Quand je vous lisais l’histoire de Paul et Virginie, vous ne la compreniez qu’à demi. Vous pleuriez, cependant; vous aviez vu l’histoire d’un frère et d’une sœur là où j’avais frissonné de sympathie en apercevant les angoisses de deux amants. Ce livre fit mon tourment, tandis qu’il faisait votre joie. Vous vous plaisiez à m’entendre lire l’attachement du chien fidèle, la beauté des cocotiers et les chants du nègre Domingue. Moi, je relisais seul les entretiens de Paul et de son amie, les impétueux soupçons de l’un, les secrètes souffrances de l’autre. Oh ! que je les comprenais bien, ces premières inquiétudes de l’adolescence, qui cherche dans son cœur l’explication des mystères de la vie, et qui s’empare avec enthousiasme du premier objet d’amour qui s’offre à lui ! Mais rendez-moi justice, Indiana, je ne commis pas le crime de hâter d’un seul jour le cours paisible de votre enfance; je ne laissai pas échapper un mot qui pût vous apprendre qu’il y avait dans la vie des tourments et des larmes. Je vous ai laissée, à dix ans, dans toute l’ignorance, dans toute la sécurité dont vous étiez pourvue quand votre nourrice vous mit dans mes bras, un jour que j’avais résolu de mourir.

Souvent seul, assis sur cette roche, je me suis tordu les mains avec frénésie en écoutant tous ces bruits de printemps et d’amour que la montagne recèle, en voyant les sucriers se poursuivre et s’agacer, les insectes s’endormir voluptueusement embrassés dans le calice des fleurs, en respirant la poussière embrasée que les palmiers s’envoient, transports aériens, plaisirs subtils auxquels la molle brise de l’été sert de couche. Alors j’étais ivre, j’étais fou; je demandais l’amour aux fleurs, aux oiseaux, à la voix du torrent. J’appelais avec fureur ce bonheur inconnu dont l’idée seule me faisait délirer. Mais je vous apercevais accourant à moi folâtre et rieuse, là-bas sur le sentier, si petite au loin et si malhabile à franchir les rochers, qu’on vous eût prise, avec votre robe blanche et vos cheveux bruns, pour un pingouin des terres australes; alors mon sang se calmait, mes lèvres ne brûlaient plus; j’oubliais, devant l’Indiana de sept ans, l’Indiana de quinze ans que je venais de rêver; je vous ouvrais mes bras avec une joie pure; vos caresses rafraîchissaient mon front; j’étais heureux, j’étais père.

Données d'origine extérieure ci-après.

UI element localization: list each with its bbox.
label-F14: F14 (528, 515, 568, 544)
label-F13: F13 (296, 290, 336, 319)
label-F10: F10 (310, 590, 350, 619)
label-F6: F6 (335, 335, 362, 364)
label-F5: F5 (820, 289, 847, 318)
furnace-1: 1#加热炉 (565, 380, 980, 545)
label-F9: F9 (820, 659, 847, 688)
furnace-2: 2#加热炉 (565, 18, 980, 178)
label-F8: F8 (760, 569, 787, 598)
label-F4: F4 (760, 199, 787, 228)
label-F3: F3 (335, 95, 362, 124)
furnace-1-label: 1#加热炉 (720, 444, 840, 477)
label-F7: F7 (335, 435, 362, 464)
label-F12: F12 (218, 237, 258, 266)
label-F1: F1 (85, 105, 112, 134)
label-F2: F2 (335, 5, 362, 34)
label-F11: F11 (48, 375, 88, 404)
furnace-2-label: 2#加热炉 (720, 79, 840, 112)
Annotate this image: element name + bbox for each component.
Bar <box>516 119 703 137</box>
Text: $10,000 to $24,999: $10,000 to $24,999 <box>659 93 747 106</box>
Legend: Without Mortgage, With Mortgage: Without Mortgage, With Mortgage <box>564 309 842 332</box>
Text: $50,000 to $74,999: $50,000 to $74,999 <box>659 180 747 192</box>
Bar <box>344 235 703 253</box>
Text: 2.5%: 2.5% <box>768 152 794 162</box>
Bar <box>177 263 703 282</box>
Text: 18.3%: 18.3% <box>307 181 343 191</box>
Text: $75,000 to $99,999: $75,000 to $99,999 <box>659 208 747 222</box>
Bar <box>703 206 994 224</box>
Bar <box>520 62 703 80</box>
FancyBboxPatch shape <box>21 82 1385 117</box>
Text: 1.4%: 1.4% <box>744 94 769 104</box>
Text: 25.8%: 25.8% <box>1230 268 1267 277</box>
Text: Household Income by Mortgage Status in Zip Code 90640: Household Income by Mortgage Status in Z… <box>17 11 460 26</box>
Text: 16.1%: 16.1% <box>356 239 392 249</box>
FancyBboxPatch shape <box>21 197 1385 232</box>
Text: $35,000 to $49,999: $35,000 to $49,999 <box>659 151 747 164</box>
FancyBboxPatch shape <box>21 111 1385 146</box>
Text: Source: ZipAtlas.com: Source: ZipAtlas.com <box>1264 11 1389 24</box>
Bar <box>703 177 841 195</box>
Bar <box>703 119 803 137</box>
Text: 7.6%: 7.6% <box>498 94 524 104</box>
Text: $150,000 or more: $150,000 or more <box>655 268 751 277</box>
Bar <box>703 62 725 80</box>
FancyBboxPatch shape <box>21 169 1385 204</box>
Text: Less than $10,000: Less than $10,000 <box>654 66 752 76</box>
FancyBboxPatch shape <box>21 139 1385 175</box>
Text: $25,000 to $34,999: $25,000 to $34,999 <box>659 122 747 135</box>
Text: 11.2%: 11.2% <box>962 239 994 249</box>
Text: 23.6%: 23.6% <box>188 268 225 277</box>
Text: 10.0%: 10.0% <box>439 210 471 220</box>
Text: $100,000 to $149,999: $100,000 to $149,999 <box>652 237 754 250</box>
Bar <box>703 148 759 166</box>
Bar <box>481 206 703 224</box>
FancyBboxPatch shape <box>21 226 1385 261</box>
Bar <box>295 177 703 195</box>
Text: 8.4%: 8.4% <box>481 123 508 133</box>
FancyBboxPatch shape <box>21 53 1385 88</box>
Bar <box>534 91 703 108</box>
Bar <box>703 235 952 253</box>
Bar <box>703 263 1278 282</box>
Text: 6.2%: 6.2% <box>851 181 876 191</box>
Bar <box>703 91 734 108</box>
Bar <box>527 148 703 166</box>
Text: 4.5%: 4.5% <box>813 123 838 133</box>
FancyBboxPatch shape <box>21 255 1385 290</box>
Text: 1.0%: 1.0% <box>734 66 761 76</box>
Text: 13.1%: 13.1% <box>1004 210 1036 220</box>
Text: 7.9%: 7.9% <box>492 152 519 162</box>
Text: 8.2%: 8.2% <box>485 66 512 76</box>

Que de journées libres et paisibles nous avons passées au fond de ce ravin ! Combien de fois j’ai baigné vos petits pieds dans l’eau pure de ce lac ! Combien de fois je vous ai regardée dormir dans ces roseaux, ombragée sous le parasol d’une feuille de latanier ! C’est alors quelquefois que mes tourments recommençaient. Je m’affligeais de vous voir si petite; je me demandais si, avec de telles angoisses, je vivrais jusqu’au jour où vous pourriez me comprendre et me répondre. Je soulevais doucement vos cheveux fins comme la soie et les baisais avec amour. Je les comparais avec d’autres boucles que j’avais coupées sur votre front les années précédentes et que je gardais dans mon portefeuille. Je m’assurais avec plaisir des teintes plus foncées que chaque printemps leur avait données. Puis je regardais sur le tronc d’un dattier voisin divers signes que j’y avais gravés pour marquer l’élévation progressive de votre taille durant quatre ou cinq ans. L’arbre porte encore ces cicatrices, Indiana; je les ai retrouvées la dernière fois que je suis venu souffrir ici. Hélas ! en vain vous avez grandi; en vain votre beauté a tenu ses promesses; en vain vos cheveux sont devenus noirs comme l’ébène; vous n’avez pas grandi pour moi, ce n’est pas pour moi que vos charmes se sont développés; c’est pour un autre que votre cœur a battu pour la première fois.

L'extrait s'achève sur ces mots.